Disons-le clairement : ce livre n'est pas pour tout le monde. Il est même réservé à un certain public extrêmement averti. Peut-être pas celui auquel vous pensez, mais pour en tirer un certain (plus ou moins grand) plaisir, un niveau minimal est requis.
Nous sommes dans un roman futuriste, transhumaniste, post-humaniste, prospectiviste et j'arrête-là l'inventaire. C'est traité sous un angle hard science (HARD SF, puisque c'est une fiction), c’est-à-dire que tout ce qui est énoncé est issu de spéculations "éminentes" et pourrait réellement se produire.
Cela génère un énorme choc, à la limite du documentaire dans/sur le futur ou de l'essai. En supposant que la singularité soit acceptée comme un possible (déjà survenue, à venir, simple ou multiple).
Détails pour ceux qui n'ont pas quitté la page :
En premier lieu, c'est un pavé de 750 pages qui semblent écrites assez gros mais qui ne défilent pas si vite que cela. En cause, des phrases alambiquées très longues et parfois à plusieurs niveaux, utilisant en outre un vocabulaire non courant (j'y reviendrai). Ce n'est pas la totalité des phrases et il y a des passages qui se lisent très vite et sont plutôt simples, mais ce n'est qu'une infime partie du livre. Et il faut le reconnaître, il y a des phrases qu'il faut relire et certaines qui nous laissent sur notre faim.
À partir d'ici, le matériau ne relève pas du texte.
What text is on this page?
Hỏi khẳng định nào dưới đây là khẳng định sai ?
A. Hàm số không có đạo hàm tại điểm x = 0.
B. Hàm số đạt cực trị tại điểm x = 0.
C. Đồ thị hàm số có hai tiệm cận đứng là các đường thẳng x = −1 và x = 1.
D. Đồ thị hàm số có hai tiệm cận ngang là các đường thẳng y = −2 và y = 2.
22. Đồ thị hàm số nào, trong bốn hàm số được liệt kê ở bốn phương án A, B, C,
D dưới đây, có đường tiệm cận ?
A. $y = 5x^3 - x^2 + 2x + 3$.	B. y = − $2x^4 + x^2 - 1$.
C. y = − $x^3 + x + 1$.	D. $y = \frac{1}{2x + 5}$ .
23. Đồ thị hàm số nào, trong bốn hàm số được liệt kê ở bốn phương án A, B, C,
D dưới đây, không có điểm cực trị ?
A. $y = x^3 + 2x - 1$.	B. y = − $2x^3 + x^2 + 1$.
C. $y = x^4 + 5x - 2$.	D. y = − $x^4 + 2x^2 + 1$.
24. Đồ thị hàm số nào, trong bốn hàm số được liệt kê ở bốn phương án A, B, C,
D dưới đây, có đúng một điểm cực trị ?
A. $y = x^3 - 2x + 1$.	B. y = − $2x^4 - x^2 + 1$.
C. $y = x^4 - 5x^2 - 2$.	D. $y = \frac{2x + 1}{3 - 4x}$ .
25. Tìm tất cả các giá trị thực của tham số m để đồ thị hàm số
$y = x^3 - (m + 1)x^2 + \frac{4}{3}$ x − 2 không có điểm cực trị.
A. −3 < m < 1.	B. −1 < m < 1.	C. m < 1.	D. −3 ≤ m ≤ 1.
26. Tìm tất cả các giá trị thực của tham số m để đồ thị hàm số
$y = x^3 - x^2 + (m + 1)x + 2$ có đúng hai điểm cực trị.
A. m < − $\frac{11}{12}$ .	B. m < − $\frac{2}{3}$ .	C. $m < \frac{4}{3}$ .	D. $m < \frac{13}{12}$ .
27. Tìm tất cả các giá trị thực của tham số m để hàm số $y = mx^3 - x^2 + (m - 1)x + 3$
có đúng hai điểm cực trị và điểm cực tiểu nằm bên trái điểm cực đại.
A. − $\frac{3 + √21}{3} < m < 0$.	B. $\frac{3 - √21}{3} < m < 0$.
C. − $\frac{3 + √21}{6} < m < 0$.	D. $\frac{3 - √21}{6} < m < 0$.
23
C'est parfois si abstrait qu'à mon avis seul l'auteur a compris ce qu'il a écrit (et encore, le doute est possible).
Personne ne peut échapper au glossaire de 50 pages qui se répartit entre des mots tirés de l'informatique, de la cosmologie, la physique (quantique, relativiste), des inventions de l'auteur ou de prospectivistes et post-humanistes ou transhumanistes à un stade avancé de décomposition. Cela signifie que lors de notre lecture, toutes les pages ou presque - surtout au début - il y a un mot (signalé par un astérisque) renvoyant au glossaire. Et, bien évidemment, ces mots sont souvent des néologismes ou des composés uniquement utilisés dans des sphères de population très restreintes. Par exemple "exaquops" est l'équivalent du MIPS pour l'informatique quantique. Si vous n'avez jamais entendu parler de MIPS, ce n'est pas grave, mais c'est un des exemples les plus simples ! Etant assez expérimenté après 40 ans d'informatique, j'ai encore découvert beaucoup de choses.
Et ce n'est pas fini, beaucoup de matières y passent. Parmi celles que je n'ai pas citées, il y a en premier lieu l'économie et cela devient compliqué quand elle est mêlée à l'énergie ou l'informatique et qu'une société correspond quasiment à un ensemble de données. La matière prend, elle aussi, une valeur informatique.
La première partie du livre ressemble à un roman cyberpunk ; la deuxième démarre en Space Opera tout à fait renversant. Pour la troisième, je ne vous révèlerai pas grand-chose.
Sachez juste que l'aventure se déroule sur quasiment toutes les décennies de notre siècle et que l'accelerando est exponentiel en ce qui concerne la plupart des technologies.
Chose étrange, il y a quelques évolutions qui vont nettement moins vite que d'autres alors qu'on aurait pu supposer encore plus. Par ailleurs, l'attachement au corps humain est très surprenant. Mais pourquoi pas, nous devons nous laisser mener par l'auteur. Ce n'est pas la pire des choses au milieu de ces révolutions annoncées ! Notamment, les sphères de Dyson (donc le démantèlement de planètes) et l'échelle de Kardachev, avec lesquelles je ne suis pas d'accord, mais je posterai un article à ce sujet.
Pour quiconque recherche une sorte de descriptif de ce que pourrait être l'avenir, c'est un bonheur de découvrir autant de supputations, toutes étayées par des études récentes. A contrario, nous avons l'impression d'entrer dans un traité, une sorte d'état de l'art du futurisme. Il a fallu cinq ans à l'auteur pour réaliser ce livre, je comprends pourquoi.
Cela va loin, très, très loin. A la fin de ce livre, il faut prier pour que la singularité ne soit qu'une lubie de doux dingue. Aucun personnage du livre ne s'est vraiment montré heureux. Nous sommes restés focalisés sur une famille particulière sans réellement nous attarder sur les autres, cela nous laisse un grand malaise. Il manque une réelle histoire, au sens romanesque, et l'on a parfois l'impression qu'il y a des manques, comme des détails avec certaines entités évoluées et des interactions avec elles.
Content de l'avoir lu, indispensable à ma culture car je veux tout savoir et connaître sur ces thèmes.